For her new exhibition, the French artist invites exhibition visitors to bury their secrets in the Provençal woods

Sophie Calle has considered death an affectionate bedfellow for as long as she has been telling stories – which is to say, all of her life, give or take a few years. Now 64 years old, the French artist has become synonymous with the kind of powerful and yet utterly uncategorisable work that burrows its way into your memory, mingling with your thoughts and ideas and nudging its way into the forefront of your mind for years after you see it. She straddles photography, writing, installation and performance, tapping into intimacy, humanity, fear and human kindness. She has made work for the Freud Museum, and for Eiffel Tower. And her newest effort is based graveside, at contemporary art destination Château la Coste in southeastern France.

La Girafe, 2012

When my mother died I bought a taxidermied giraffe. I named it after my mother and hung it up in my studio. Monique looks down at me with sadness and irony.

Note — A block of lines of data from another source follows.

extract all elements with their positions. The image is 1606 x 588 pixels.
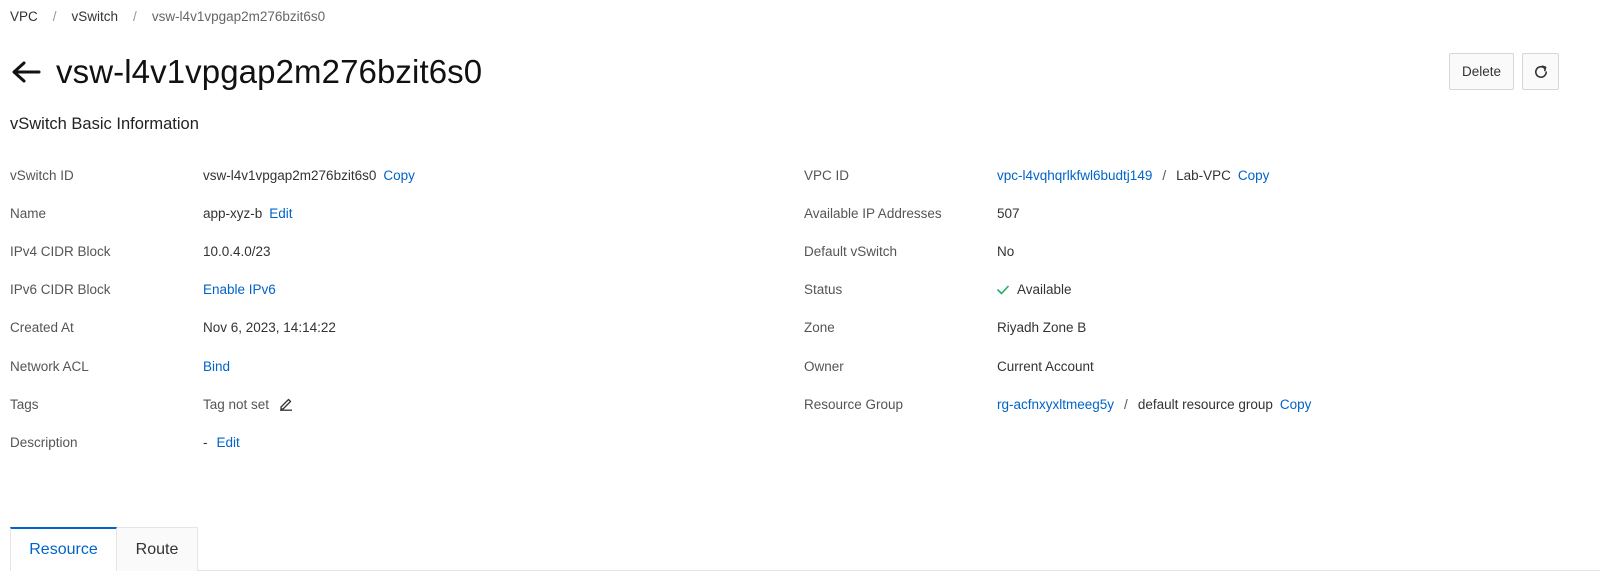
- info-label: Default vSwitch: [804, 243, 898, 259]
- info-label: Description: [10, 434, 78, 450]
- info-label: Available IP Addresses: [804, 205, 942, 221]
- breadcrumb-item-current: vsw-l4v1vpgap2m276bzit6s0: [151, 9, 326, 24]
- info-label: Resource Group: [804, 396, 904, 412]
- vpc-id-link[interactable]: vpc-l4vqhqrlkfwl6budtj149: [997, 168, 1152, 183]
- info-label: IPv6 CIDR Block: [10, 282, 111, 298]
- copy-resource-group-button[interactable]: Copy: [1280, 397, 1312, 412]
- tab-resource[interactable]: Resource: [10, 527, 117, 571]
- created-at-value: Nov 6, 2023, 14:14:22: [203, 320, 336, 336]
- name-value: app-xyz-b: [203, 205, 263, 221]
- vswitch-id-value: vsw-l4v1vpgap2m276bzit6s0: [203, 167, 377, 183]
- info-label: IPv4 CIDR Block: [10, 243, 111, 259]
- check-icon: [997, 285, 1009, 294]
- ipv4-value: 10.0.4.0/23: [203, 243, 271, 259]
- info-row-zone: Zone Riyadh Zone B: [804, 309, 1564, 347]
- info-row-owner: Owner Current Account: [804, 347, 1564, 385]
- refresh-button[interactable]: [1522, 53, 1559, 90]
- info-row-default-vswitch: Default vSwitch No: [804, 232, 1564, 270]
- tab-route[interactable]: Route: [116, 527, 198, 571]
- info-label: Owner: [804, 358, 844, 374]
- info-label: Created At: [10, 320, 74, 336]
- zone-value: Riyadh Zone B: [997, 320, 1087, 336]
- info-label: VPC ID: [804, 167, 850, 183]
- edit-description-button[interactable]: Edit: [217, 435, 240, 450]
- delete-button[interactable]: Delete: [1449, 53, 1514, 90]
- info-row-vswitch-id: vSwitch ID vsw-l4v1vpgap2m276bzit6s0 Cop…: [10, 156, 770, 194]
- info-label: Tags: [10, 396, 39, 412]
- available-ips-value: 507: [997, 205, 1020, 221]
- detail-tabs: Resource Route: [10, 527, 1600, 571]
- breadcrumb-item-vswitch[interactable]: vSwitch: [72, 9, 119, 24]
- info-row-name: Name app-xyz-b Edit: [10, 194, 770, 232]
- back-button[interactable]: [10, 56, 42, 88]
- breadcrumb-item-vpc[interactable]: VPC: [10, 9, 38, 24]
- separator: /: [1124, 396, 1128, 412]
- info-label: Name: [10, 205, 47, 221]
- info-row-resource-group: Resource Group rg-acfnxyxltmeeg5y / defa…: [804, 385, 1564, 423]
- page-title: vsw-l4v1vpgap2m276bzit6s0: [56, 53, 483, 90]
- info-label: Status: [804, 282, 843, 298]
- info-label: Network ACL: [10, 358, 89, 374]
- info-row-status: Status Available: [804, 271, 1564, 309]
- info-row-created-at: Created At Nov 6, 2023, 14:14:22: [10, 309, 770, 347]
- info-row-description: Description - Edit: [10, 423, 770, 461]
- info-row-ipv6: IPv6 CIDR Block Enable IPv6: [10, 271, 770, 309]
- default-vswitch-value: No: [997, 243, 1015, 259]
- copy-vpc-id-button[interactable]: Copy: [1238, 168, 1270, 183]
- info-row-vpc-id: VPC ID vpc-l4vqhqrlkfwl6budtj149 / Lab-V…: [804, 156, 1564, 194]
- header-actions: Delete: [1449, 53, 1559, 90]
- basic-info-right: VPC ID vpc-l4vqhqrlkfwl6budtj149 / Lab-V…: [804, 156, 1564, 423]
- breadcrumb-separator: /: [133, 9, 137, 24]
- enable-ipv6-link[interactable]: Enable IPv6: [203, 282, 276, 297]
- info-row-tags: Tags Tag not set: [10, 385, 770, 423]
- tags-value: Tag not set: [203, 396, 270, 412]
- info-label: Zone: [804, 320, 835, 336]
- info-row-ipv4: IPv4 CIDR Block 10.0.4.0/23: [10, 232, 770, 270]
- edit-name-button[interactable]: Edit: [269, 206, 292, 221]
- description-value: -: [203, 434, 208, 450]
- owner-value: Current Account: [997, 358, 1094, 374]
- breadcrumb-separator: /: [52, 9, 57, 24]
- arrow-left-icon: [12, 61, 41, 83]
- status-value: Available: [1017, 282, 1072, 298]
- page-header: vsw-l4v1vpgap2m276bzit6s0: [10, 50, 482, 94]
- basic-info-left: vSwitch ID vsw-l4v1vpgap2m276bzit6s0 Cop…: [10, 156, 770, 462]
- info-label: vSwitch ID: [10, 167, 74, 183]
- resource-group-link[interactable]: rg-acfnxyxltmeeg5y: [997, 397, 1114, 412]
- copy-vswitch-id-button[interactable]: Copy: [383, 168, 415, 183]
- breadcrumb: VPC / vSwitch / vsw-l4v1vpgap2m276bzit6s…: [10, 9, 325, 24]
- bind-acl-link[interactable]: Bind: [203, 359, 230, 374]
- edit-pencil-icon[interactable]: [279, 397, 293, 412]
- section-title: vSwitch Basic Information: [10, 115, 199, 133]
- info-row-available-ips: Available IP Addresses 507: [804, 194, 1564, 232]
- separator: /: [1162, 167, 1167, 183]
- vpc-name-value: Lab-VPC: [1176, 167, 1231, 183]
- resource-group-name: default resource group: [1137, 396, 1273, 412]
- refresh-icon: [1534, 64, 1547, 78]
- info-row-network-acl: Network ACL Bind: [10, 347, 770, 385]
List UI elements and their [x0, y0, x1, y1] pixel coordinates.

DEAD END is a three-part exhibition, but its name is drawn from a piece which doubles up as an installation and a site for performance, buried deep at a dead end in the Provençal woods. There, Calle is inviting visitors to the exhibition to tell a secret – to fill the grave with secrets, in fact – through a letterbox-like slot in the gravestones. This is not her first grave: she has made them previously in New York and Rome – but shown alongside her series dedicated to books, her black and white photographs of tombstones, and a series, Douleur Exquise, dedicated to the most painful moment of both her own and her friends’ and acquaintances’ lives, its impact is magnified. Duly captivated, we asked Calle a few questions about this most recent exhibition.

My mother, my cat, my father, in that order, 2017

My parents each took three months to die. Three months: time for the last gestures of love, time to become an orphan. But not the endless, grinding time of agony and despair, of seeing my flamboyant mother and my impeccable father fall from their heights. A week before she died, my mother refused to see an unwelcome visitor: “Tell him I’m dead!” On the Tuesday before he died, my father complained: “I’d like to go to that new place. We’re losing time. Let’s set a date, we keep delaying, delaying!”

They died just in time, both of them: alive to the end.

I forgot to cut a lock of their hair, and that’s not like me. When my cat died, I saved a tuft of his fur. Florence was relieved: “I’m glad to see that you still distinguish between humans and animals.”

AnOther: What was your experience like walking around the Provençal woods?

Sophie Calle: I searched for a remote area. I wasn’t going to install a grave next to the cafeteria or the restroom. The place I chose was an old Roman road, now a dead end. Perfect terminology for that project.

A: How do you feel now when you think about death? Are you still at ease with it? 

SC: See my work, make your own conclusions.

A: Do you believe in ghosts?

SC: Which ghosts? The ones of the people I lost? My memories? It is not a matter of belief… I live with them. 

A: What does your studio look like? Do you ever allow people inside it? 

SC: I have no studio and no assistant. I write in my bed. I don’t allow ‘people’ inside it…

A: Do you agree with the assertion that all art is simply about sex and death?

SC: No.

A: What do you do when you’re feeling uninspired? 

SC: I am not impatient anymore. I wait.

A: In the Spring/Summer 2003 issue of AnOther Magazine, you described yourself as an ‘incurable romantic’. Is this still the case?

SC: I am older now, taking some distance with this romantic part of myself.

A: What do you hope people will take away from the exhibition? 

SC: Emotions.

Souris, 2017

Fabio kissed him. Camille whispered her song, She Was, into his ear. Florence stroked him. Anne put him to sleep. He died. Maurice dug a hole in the garden. I laid Souris in a little white model coffin, the kind travelling sales reps would use before the advent of photography. Too small. His back paws were sticking out. Yves buried him. Serena planted daffodils around his grave.

I received a message on my phone: Sophie, I am sorry about your cat. Could you ask Camille to pick up some vegetables maybe leeks or turnips if she sees any? Kisses.

Sophie Calle, DEAD END, runs until August 15, 2018 at Château la Coste, France.